Ci sono stati diversi tipi di irredentismo. Quello triestino di felice Venezian fu massimalista e alla fine vinse il confronto con quello di Scipio Slataper, dei fratelli Stuparich che «prediligevano aspetti strettamente culturali e intendevano la città di Trieste come luogo di mediazione» (Angelo Ara e Claudio Magris, Trieste), mentre altra cosa fu per Ruggero Timeus, «più vicino al nazionalismo corradiano e quindi più lontano dai presupposti di moderata autonomia: per lui l’irredentismo significava un’intransigente contrapposizione agli slavi, il predominio italiano nell’Adriatico e l’espansione nel Mediterraneo»… voleva essere il continuatore del Risorgimento e proprio per questo la sua visione ebbe così successo. In realtà si impose in Italia come altrove il nazionalismo tout court che nulla aveva a che fare con il nostro Risorgimento e che si rafforzò nella Grande Guerra e che« odiava la democrazia liberale e nutriva ambizioni imperiali».

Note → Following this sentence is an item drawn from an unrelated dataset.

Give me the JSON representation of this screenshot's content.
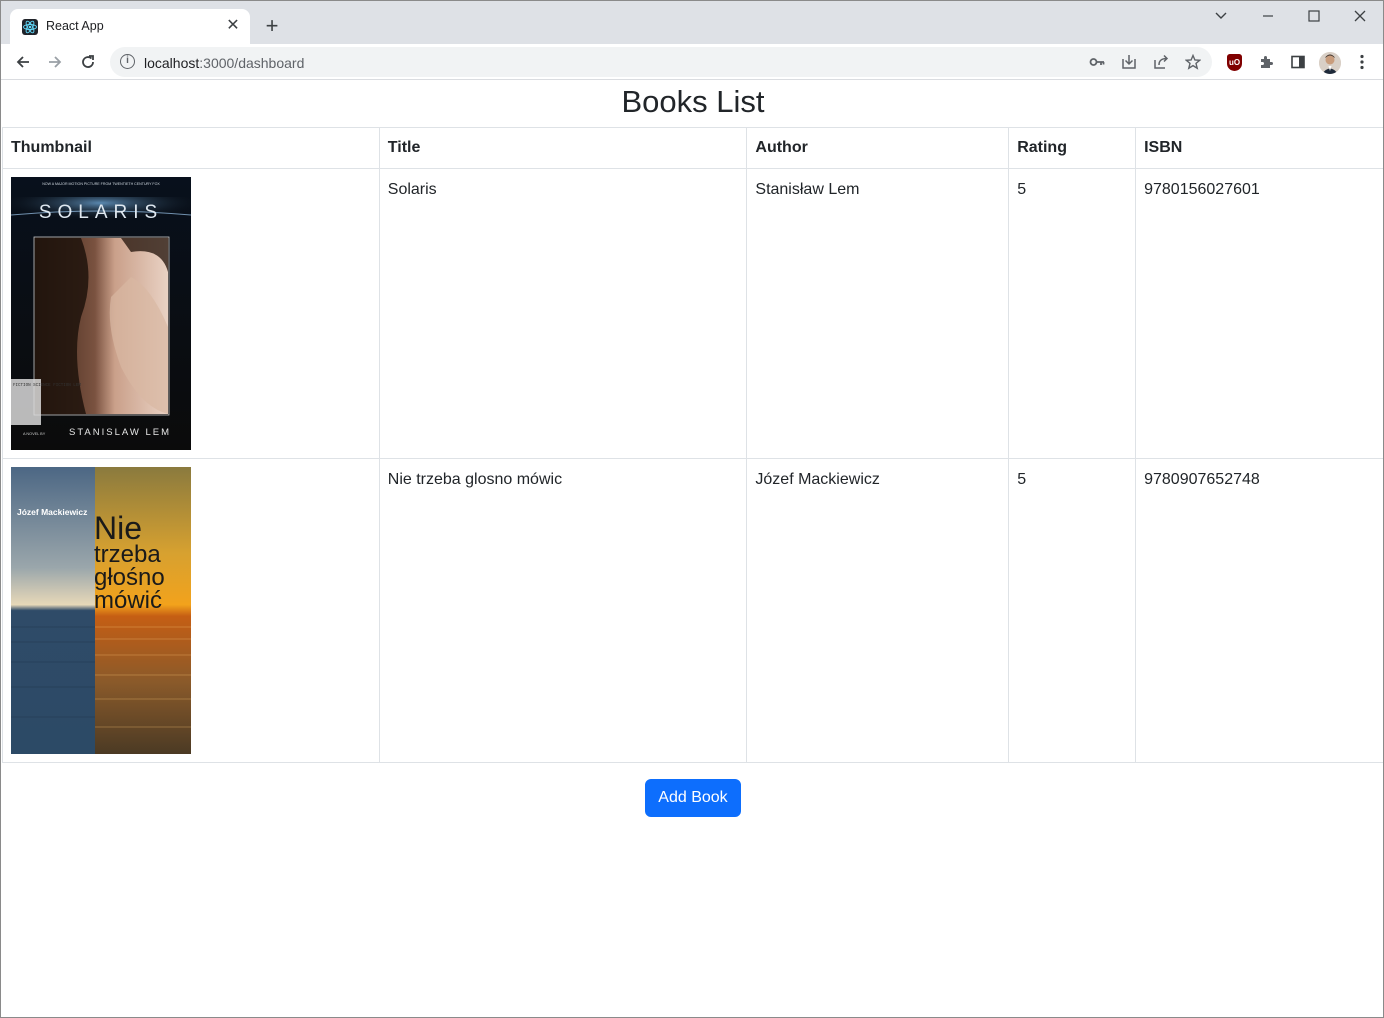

Ho iniziato parlando di Cecovini e della sua proposta per la Venezia Giulia che non costituiva una novità, ma voleva essere un richiamo ai disattenti politici italiani. Infatti, molti altri tanto prima di Cecovini hanno sostenuto la opportunità di concedere alla Venezia Giulia un’ampia autonomia, in considerazione delle proprie specificità storiche e culturali. Tale autonomia si sarebbe dovuta inquadrare dopo il 1918 nel seno di un’Italia democratica e repubblicana. La storia andò diversamente perché fu il fascismo a conquistare il potere, che era proprio la negazione di quei valori di libertà e di giustizia sociale propugnati dai grandi pensatori del Risorgimento italiano. Ne è testimone l’esempio di Gabriele Foschiatti, della Loggia Guglielmo Oberdan, costituita a Trieste nel dicembre 1918. Dopo aver combattuto giovanissimo con i garibaldini in Grecia e nelle Argonne, allo scoppio della Prima guerra mondiale, fu poi ufficiale degli arditi sull’Isonzo.
Trascorse gli anni della dittatura «vivendo oscuro e povero tra i suoi libri in attesa di poter agire secondo le proprie idee e la propria coscienza» (G. Stuparich). Dopo il 25 luglio 1943 fu uno dei primi a organizzare la resistenza a Trieste. Arrestato dalla Gestapo nel dicembre 1943, fu deportato e morì a Dachau.
Ogni anno nell’anniversario del suo olocausto viene ricordato con una semplice cerimonia dal Comune di Trieste, dai Volontari della libertà e dai Fratelli triestini del GOI.”